3.      Kegelisahan yang disebabkan oleh rasa kecewa terhadap prestasi kerja yangdipandangnya tidak mampu memberi harapan masa depan, baik spiritual maupun material.
4.      Kegelisahan yang disebabkan karena dirinya merasa banyak melakukan pelanggaran dan dosa.

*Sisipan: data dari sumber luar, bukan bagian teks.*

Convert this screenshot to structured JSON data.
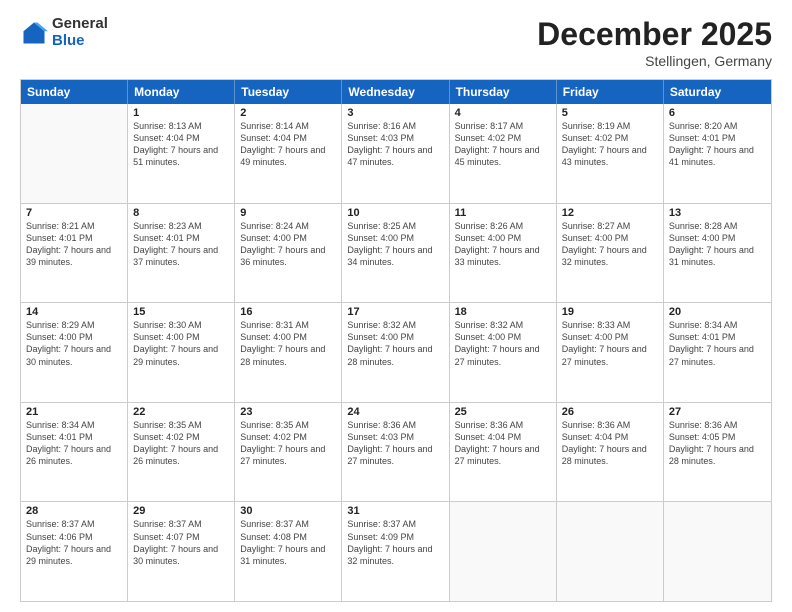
{
  "logo": {
    "general": "General",
    "blue": "Blue"
  },
  "header": {
    "month": "December 2025",
    "location": "Stellingen, Germany"
  },
  "days": [
    "Sunday",
    "Monday",
    "Tuesday",
    "Wednesday",
    "Thursday",
    "Friday",
    "Saturday"
  ],
  "rows": [
    [
      {
        "day": "",
        "empty": true
      },
      {
        "day": "1",
        "sunrise": "Sunrise: 8:13 AM",
        "sunset": "Sunset: 4:04 PM",
        "daylight": "Daylight: 7 hours and 51 minutes."
      },
      {
        "day": "2",
        "sunrise": "Sunrise: 8:14 AM",
        "sunset": "Sunset: 4:04 PM",
        "daylight": "Daylight: 7 hours and 49 minutes."
      },
      {
        "day": "3",
        "sunrise": "Sunrise: 8:16 AM",
        "sunset": "Sunset: 4:03 PM",
        "daylight": "Daylight: 7 hours and 47 minutes."
      },
      {
        "day": "4",
        "sunrise": "Sunrise: 8:17 AM",
        "sunset": "Sunset: 4:02 PM",
        "daylight": "Daylight: 7 hours and 45 minutes."
      },
      {
        "day": "5",
        "sunrise": "Sunrise: 8:19 AM",
        "sunset": "Sunset: 4:02 PM",
        "daylight": "Daylight: 7 hours and 43 minutes."
      },
      {
        "day": "6",
        "sunrise": "Sunrise: 8:20 AM",
        "sunset": "Sunset: 4:01 PM",
        "daylight": "Daylight: 7 hours and 41 minutes."
      }
    ],
    [
      {
        "day": "7",
        "sunrise": "Sunrise: 8:21 AM",
        "sunset": "Sunset: 4:01 PM",
        "daylight": "Daylight: 7 hours and 39 minutes."
      },
      {
        "day": "8",
        "sunrise": "Sunrise: 8:23 AM",
        "sunset": "Sunset: 4:01 PM",
        "daylight": "Daylight: 7 hours and 37 minutes."
      },
      {
        "day": "9",
        "sunrise": "Sunrise: 8:24 AM",
        "sunset": "Sunset: 4:00 PM",
        "daylight": "Daylight: 7 hours and 36 minutes."
      },
      {
        "day": "10",
        "sunrise": "Sunrise: 8:25 AM",
        "sunset": "Sunset: 4:00 PM",
        "daylight": "Daylight: 7 hours and 34 minutes."
      },
      {
        "day": "11",
        "sunrise": "Sunrise: 8:26 AM",
        "sunset": "Sunset: 4:00 PM",
        "daylight": "Daylight: 7 hours and 33 minutes."
      },
      {
        "day": "12",
        "sunrise": "Sunrise: 8:27 AM",
        "sunset": "Sunset: 4:00 PM",
        "daylight": "Daylight: 7 hours and 32 minutes."
      },
      {
        "day": "13",
        "sunrise": "Sunrise: 8:28 AM",
        "sunset": "Sunset: 4:00 PM",
        "daylight": "Daylight: 7 hours and 31 minutes."
      }
    ],
    [
      {
        "day": "14",
        "sunrise": "Sunrise: 8:29 AM",
        "sunset": "Sunset: 4:00 PM",
        "daylight": "Daylight: 7 hours and 30 minutes."
      },
      {
        "day": "15",
        "sunrise": "Sunrise: 8:30 AM",
        "sunset": "Sunset: 4:00 PM",
        "daylight": "Daylight: 7 hours and 29 minutes."
      },
      {
        "day": "16",
        "sunrise": "Sunrise: 8:31 AM",
        "sunset": "Sunset: 4:00 PM",
        "daylight": "Daylight: 7 hours and 28 minutes."
      },
      {
        "day": "17",
        "sunrise": "Sunrise: 8:32 AM",
        "sunset": "Sunset: 4:00 PM",
        "daylight": "Daylight: 7 hours and 28 minutes."
      },
      {
        "day": "18",
        "sunrise": "Sunrise: 8:32 AM",
        "sunset": "Sunset: 4:00 PM",
        "daylight": "Daylight: 7 hours and 27 minutes."
      },
      {
        "day": "19",
        "sunrise": "Sunrise: 8:33 AM",
        "sunset": "Sunset: 4:00 PM",
        "daylight": "Daylight: 7 hours and 27 minutes."
      },
      {
        "day": "20",
        "sunrise": "Sunrise: 8:34 AM",
        "sunset": "Sunset: 4:01 PM",
        "daylight": "Daylight: 7 hours and 27 minutes."
      }
    ],
    [
      {
        "day": "21",
        "sunrise": "Sunrise: 8:34 AM",
        "sunset": "Sunset: 4:01 PM",
        "daylight": "Daylight: 7 hours and 26 minutes."
      },
      {
        "day": "22",
        "sunrise": "Sunrise: 8:35 AM",
        "sunset": "Sunset: 4:02 PM",
        "daylight": "Daylight: 7 hours and 26 minutes."
      },
      {
        "day": "23",
        "sunrise": "Sunrise: 8:35 AM",
        "sunset": "Sunset: 4:02 PM",
        "daylight": "Daylight: 7 hours and 27 minutes."
      },
      {
        "day": "24",
        "sunrise": "Sunrise: 8:36 AM",
        "sunset": "Sunset: 4:03 PM",
        "daylight": "Daylight: 7 hours and 27 minutes."
      },
      {
        "day": "25",
        "sunrise": "Sunrise: 8:36 AM",
        "sunset": "Sunset: 4:04 PM",
        "daylight": "Daylight: 7 hours and 27 minutes."
      },
      {
        "day": "26",
        "sunrise": "Sunrise: 8:36 AM",
        "sunset": "Sunset: 4:04 PM",
        "daylight": "Daylight: 7 hours and 28 minutes."
      },
      {
        "day": "27",
        "sunrise": "Sunrise: 8:36 AM",
        "sunset": "Sunset: 4:05 PM",
        "daylight": "Daylight: 7 hours and 28 minutes."
      }
    ],
    [
      {
        "day": "28",
        "sunrise": "Sunrise: 8:37 AM",
        "sunset": "Sunset: 4:06 PM",
        "daylight": "Daylight: 7 hours and 29 minutes."
      },
      {
        "day": "29",
        "sunrise": "Sunrise: 8:37 AM",
        "sunset": "Sunset: 4:07 PM",
        "daylight": "Daylight: 7 hours and 30 minutes."
      },
      {
        "day": "30",
        "sunrise": "Sunrise: 8:37 AM",
        "sunset": "Sunset: 4:08 PM",
        "daylight": "Daylight: 7 hours and 31 minutes."
      },
      {
        "day": "31",
        "sunrise": "Sunrise: 8:37 AM",
        "sunset": "Sunset: 4:09 PM",
        "daylight": "Daylight: 7 hours and 32 minutes."
      },
      {
        "day": "",
        "empty": true
      },
      {
        "day": "",
        "empty": true
      },
      {
        "day": "",
        "empty": true
      }
    ]
  ]
}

3. Peranan Tasawuf dalam Menanggulangi Krisis Spiritual
Secara teologis, manusia adalah makhluk Allah. Ia adalah ciptaan-Nya yang ditunjuk sebagai hamba dan Khalifah-Nya dimuka bumi ini. Para filosof islam mengakui bahwa manusia itu tersusun dari elemen materi dan immateri. Al-Farabi, seorang filosof islam yang terbesar (870-950) menjelaskan bahwa manusia adalah hasil dari proses emanasi Tuhan. Ibnu Sina, seorang filosof islam yang lahir pada tahun 370 H di Bukhara mengatakan bahwa materi dan ruh manusia adalah hasil dari emanasi wajib al-Wujud Allah.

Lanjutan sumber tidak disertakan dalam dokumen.